Image: Screen capture of QML profiling skill running in Claude Code CLI

Step 4 - Parsing the trace

With the trace file in hand, the agent runs a bundled Python parser against the .qtd file. The parser extracts a structured JSON summary covering event types and their total durations, per-frame CPU cost, animation frame-time percentiles, memory allocation and reclaim statistics, and the pixmap cache. This structured output is what the analysis in the next step is built on.

Step 5 - Analyzing hotspots

The agent takes the top hotspots from the parser output and maps each one back to the source file in the project. Once the source location is confirmed, the agent reads approximately 15 lines of context around the hotspot line and analyzes the code against a bundled reference catalogue of QML performance anti-patterns.

Step 6 - Writing the report

The agent writes a timestamped Markdown report to profiler/reports/. It covers an event-type summary table with per-frame CPU cost, frame-time percentiles with p50, p95, and p99, a memory breakdown by GC heap pages and JavaScript object sizes, and a pixmap cache section flagging oversized images. After a full top-30 hotspot table, the report closes with detailed analysis of the five most significant project-level bottlenecks — source excerpt, root cause, and a specific fix — followed by next steps in priority order.

Image: Screen capture of a profiling report and the console summary displayed through GitHub Copilot in VS Code

Step 7 — Console summary

The agent displays a compact summary directly in the conversation: the event type table, the frame-time highlights, any memory and pixmap cache signals, and the top five hotspots with brief analysis.

Limitations of of the Code Profiling Skill

Like any profiling tool, the QML Profiler Skill has boundaries worth knowing before you rely on it.

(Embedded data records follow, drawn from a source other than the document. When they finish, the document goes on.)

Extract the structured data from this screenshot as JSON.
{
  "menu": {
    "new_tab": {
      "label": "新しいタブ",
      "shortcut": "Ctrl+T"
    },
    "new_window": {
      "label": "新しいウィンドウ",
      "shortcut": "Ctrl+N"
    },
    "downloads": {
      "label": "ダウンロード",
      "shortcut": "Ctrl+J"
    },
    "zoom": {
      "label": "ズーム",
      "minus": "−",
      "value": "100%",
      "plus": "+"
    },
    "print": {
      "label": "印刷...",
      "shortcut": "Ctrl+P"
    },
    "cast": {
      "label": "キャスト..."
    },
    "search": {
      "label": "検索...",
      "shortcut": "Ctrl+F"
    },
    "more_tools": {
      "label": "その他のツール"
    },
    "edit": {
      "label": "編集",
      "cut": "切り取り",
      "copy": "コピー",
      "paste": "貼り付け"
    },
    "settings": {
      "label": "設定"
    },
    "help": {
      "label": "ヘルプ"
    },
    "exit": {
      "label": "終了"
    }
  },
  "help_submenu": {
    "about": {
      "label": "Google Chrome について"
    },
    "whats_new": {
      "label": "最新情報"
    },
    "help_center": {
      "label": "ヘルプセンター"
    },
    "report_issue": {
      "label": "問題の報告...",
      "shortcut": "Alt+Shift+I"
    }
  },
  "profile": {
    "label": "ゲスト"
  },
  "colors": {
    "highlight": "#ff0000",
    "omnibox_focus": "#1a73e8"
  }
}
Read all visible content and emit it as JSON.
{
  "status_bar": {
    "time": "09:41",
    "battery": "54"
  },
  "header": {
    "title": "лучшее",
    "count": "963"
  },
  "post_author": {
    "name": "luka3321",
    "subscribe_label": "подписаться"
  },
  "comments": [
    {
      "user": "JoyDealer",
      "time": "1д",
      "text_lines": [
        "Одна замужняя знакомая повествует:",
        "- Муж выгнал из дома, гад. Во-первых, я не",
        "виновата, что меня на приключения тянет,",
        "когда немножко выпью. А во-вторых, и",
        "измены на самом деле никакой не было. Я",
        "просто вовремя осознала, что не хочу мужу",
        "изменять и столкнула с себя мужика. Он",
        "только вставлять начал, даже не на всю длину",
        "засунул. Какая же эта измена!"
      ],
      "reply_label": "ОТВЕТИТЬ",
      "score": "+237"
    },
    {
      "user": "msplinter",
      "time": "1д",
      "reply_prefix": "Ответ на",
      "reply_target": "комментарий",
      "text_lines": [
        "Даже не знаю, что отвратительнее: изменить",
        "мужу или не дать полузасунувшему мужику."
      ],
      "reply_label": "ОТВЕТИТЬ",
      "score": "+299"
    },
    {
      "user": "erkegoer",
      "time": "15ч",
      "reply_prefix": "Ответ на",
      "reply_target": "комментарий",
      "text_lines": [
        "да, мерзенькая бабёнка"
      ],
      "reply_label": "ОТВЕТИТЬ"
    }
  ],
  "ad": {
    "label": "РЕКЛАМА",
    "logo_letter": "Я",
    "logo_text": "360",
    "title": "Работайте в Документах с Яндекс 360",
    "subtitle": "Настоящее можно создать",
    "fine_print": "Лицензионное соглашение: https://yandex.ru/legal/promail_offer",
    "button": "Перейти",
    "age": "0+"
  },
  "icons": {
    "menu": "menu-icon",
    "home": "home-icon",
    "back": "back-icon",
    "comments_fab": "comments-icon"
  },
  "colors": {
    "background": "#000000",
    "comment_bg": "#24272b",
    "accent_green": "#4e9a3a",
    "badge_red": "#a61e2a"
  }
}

The skill targets 2D Qt Quick applications only — Qt Quick 3D events such as render frames, sync passes, and cull operations are not captured or analyzed. 

The skill makes optimization suggestions based on the pre-training knowledge of the LLM in use and a generic anti-pattern reference document. The skill does not make hardware-specific code optimization suggestions at the moment. 

On the analysis side, the skill identifies the top hotspots by total event duration and maps them to source code, but it does not analyze CPU usage outside of QML event types, GPU-side rendering costs, network or I/O latency, or native C++ backend performance. Those dimensions require separate tooling.

Finally, like any runtime profiler, the results are only as representative as the session that produced them. If the developer exercises only a narrow set of UI interactions during the profiling run, expensive code paths triggered by other workflows will not appear in the trace. Running multiple focused profiling sessions — one for startup, one for a typical interaction loop, one for a stress scenario — gives a more complete picture than a single general-purpose run.

The length and detail level of the final report depend on the LLM powering the AI agent. For example, GPT5.4 in medium thinking effort will create a compact report while Claude Sonnet 4.6 in high effort mode will explain the details of each identified hotspot.

Dependencies

The QML Profiler skill requires a Qt 6 installation with qmlprofiler available — the tool ships as part of the standard Qt installation and is found under bin/ in the Qt compiler directory. For the build step, CMake must be available on the system PATH. Python 3 is required to run the bundled trace parser; on most Linux and macOS systems it is present by default, while Windows developers may need to install it separately. No additional Python packages are needed beyond the standard library.

Image: Screen capture of a profiling report from previous profile trace file in Claude Desktop

Tested with

The skill has been tested with Claude Code CLI, Claude Desktop, and GitHub Copilot in VS Code. Claude Sonnet 4.6, GPT 5.4, and Gemini 3.1 Pro deliver good results.

Getting the skill

You can get your Qt agent skills from our GitHub repository: https://github.com/TheQtCompanyRnD/agent-skills

Alternatively, you can install the official QML profiling skill directly from Claude’s marketplace as part of our plugin (search for "qt-development") once Anthropic has synched the latest version of the plugin.